また、検査報告番号一〇九号は、雇用保険の失業給付金の支給が適正でなかったものでありまして、雇用保険事業における失業給付金の受給者が再就職しておりますのに、引き続き失業給付金のうちの基本手当等を支給しており、給付の適正を欠いていたものであります。
また、検査報告番号一一〇号は、雇用保険の中高年齢者雇用開発給付金の支給が適正でなかったものであります。

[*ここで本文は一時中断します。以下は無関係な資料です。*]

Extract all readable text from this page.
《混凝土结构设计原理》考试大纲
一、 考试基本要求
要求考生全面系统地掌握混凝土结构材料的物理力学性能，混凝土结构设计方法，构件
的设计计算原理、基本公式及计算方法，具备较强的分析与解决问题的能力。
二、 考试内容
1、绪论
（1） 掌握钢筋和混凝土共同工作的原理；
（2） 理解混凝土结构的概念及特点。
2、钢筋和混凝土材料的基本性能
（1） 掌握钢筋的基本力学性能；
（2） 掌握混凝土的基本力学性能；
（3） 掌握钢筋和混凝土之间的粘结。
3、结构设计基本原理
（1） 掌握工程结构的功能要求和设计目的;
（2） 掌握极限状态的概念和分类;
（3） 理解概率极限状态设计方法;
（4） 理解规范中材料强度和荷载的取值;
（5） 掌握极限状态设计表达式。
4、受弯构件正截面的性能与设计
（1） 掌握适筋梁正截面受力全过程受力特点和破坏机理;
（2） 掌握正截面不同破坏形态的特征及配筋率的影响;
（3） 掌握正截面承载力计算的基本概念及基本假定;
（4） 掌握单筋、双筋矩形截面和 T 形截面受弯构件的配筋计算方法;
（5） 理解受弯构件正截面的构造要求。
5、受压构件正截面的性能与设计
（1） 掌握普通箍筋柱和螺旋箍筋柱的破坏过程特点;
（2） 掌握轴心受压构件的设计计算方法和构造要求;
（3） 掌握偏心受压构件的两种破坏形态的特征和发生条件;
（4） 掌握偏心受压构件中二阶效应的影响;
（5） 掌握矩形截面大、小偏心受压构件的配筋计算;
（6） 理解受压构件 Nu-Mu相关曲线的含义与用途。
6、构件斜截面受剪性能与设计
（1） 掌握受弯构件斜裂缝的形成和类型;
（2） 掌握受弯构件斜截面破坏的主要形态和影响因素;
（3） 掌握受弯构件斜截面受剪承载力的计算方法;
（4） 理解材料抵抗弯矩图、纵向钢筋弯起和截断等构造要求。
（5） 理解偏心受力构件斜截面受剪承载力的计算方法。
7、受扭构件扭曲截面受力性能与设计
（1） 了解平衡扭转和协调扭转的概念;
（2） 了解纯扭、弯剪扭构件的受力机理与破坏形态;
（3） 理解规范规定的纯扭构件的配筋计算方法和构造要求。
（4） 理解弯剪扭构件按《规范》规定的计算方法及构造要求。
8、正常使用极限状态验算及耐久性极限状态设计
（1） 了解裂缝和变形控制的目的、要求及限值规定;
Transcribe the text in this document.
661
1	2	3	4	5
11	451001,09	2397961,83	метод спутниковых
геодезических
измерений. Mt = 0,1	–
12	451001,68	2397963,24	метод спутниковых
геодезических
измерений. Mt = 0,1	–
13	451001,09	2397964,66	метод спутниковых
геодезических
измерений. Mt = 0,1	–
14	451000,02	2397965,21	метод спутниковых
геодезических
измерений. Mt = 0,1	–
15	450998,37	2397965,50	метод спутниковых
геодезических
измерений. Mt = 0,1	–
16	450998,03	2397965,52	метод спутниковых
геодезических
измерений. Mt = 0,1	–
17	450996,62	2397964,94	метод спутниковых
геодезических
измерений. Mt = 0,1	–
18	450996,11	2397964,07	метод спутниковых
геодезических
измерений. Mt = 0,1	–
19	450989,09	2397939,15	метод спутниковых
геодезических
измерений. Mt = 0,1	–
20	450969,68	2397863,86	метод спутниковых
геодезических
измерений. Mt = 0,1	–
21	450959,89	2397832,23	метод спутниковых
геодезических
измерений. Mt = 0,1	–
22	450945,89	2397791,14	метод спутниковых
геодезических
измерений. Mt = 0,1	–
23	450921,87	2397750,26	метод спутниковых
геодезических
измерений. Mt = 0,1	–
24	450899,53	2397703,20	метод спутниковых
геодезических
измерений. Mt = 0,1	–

この給付金は雇用安定事業の一環として、中高年齢者の雇用機会の増大を図るため、一定の条件のもとに、中高年齢者を雇用した事業主に対してその中高年齢者に支払った賃金の一部を助成するものでありますが、その支給要件を欠いておりましたのに給付金を支給しており、給付の適正を欠いていたものであります。
引き続きまして、昭和五十五年度労働省の決算につきまして検査いたしました結果の概要を説明いたします。
検査報告に掲記いたしましたものは、不当事項三件であります。
検査報告番号一二七号は、労働保険の保険料の徴収に当たり、徴収額に過不足があったものであります。
労働保険は労働者災害補償保険及び雇用保険を総称するものでありますが、この保険事業に加入している事業主が保険料を申告納付するに当たりまして、保険料算定の基礎となっている賃金総額が事実と相違しているなどにより、徴収額に過不足があったものであります。
また、検査報告番号一二八号は、雇用保険の失業給付金の支給が適正でなかったものでありまして、雇用保険事業における失業給付金の受給者が再就職しておりますのに、引き続き失業給付金のうちの基本手当等を支給しており、給付の適正を欠いていたものであります。
また、検査報告番号一二九号は、雇用保険の中高年齢者雇用開発給付金の支給が適正でなかったものであります。
この給付金は雇用安定事業の一環として、中高年齢者の雇用機会の増大を図るため、一定の条件のもとに、中高年齢者を雇用した事業主に対してその中高年齢者に支払った賃金の一部を助成するものでありますが、その支給要件を欠いておりましたのに給付金を支給しており、給付の適正を欠いていたものであります。
以上、簡単でございますが説明を終わります。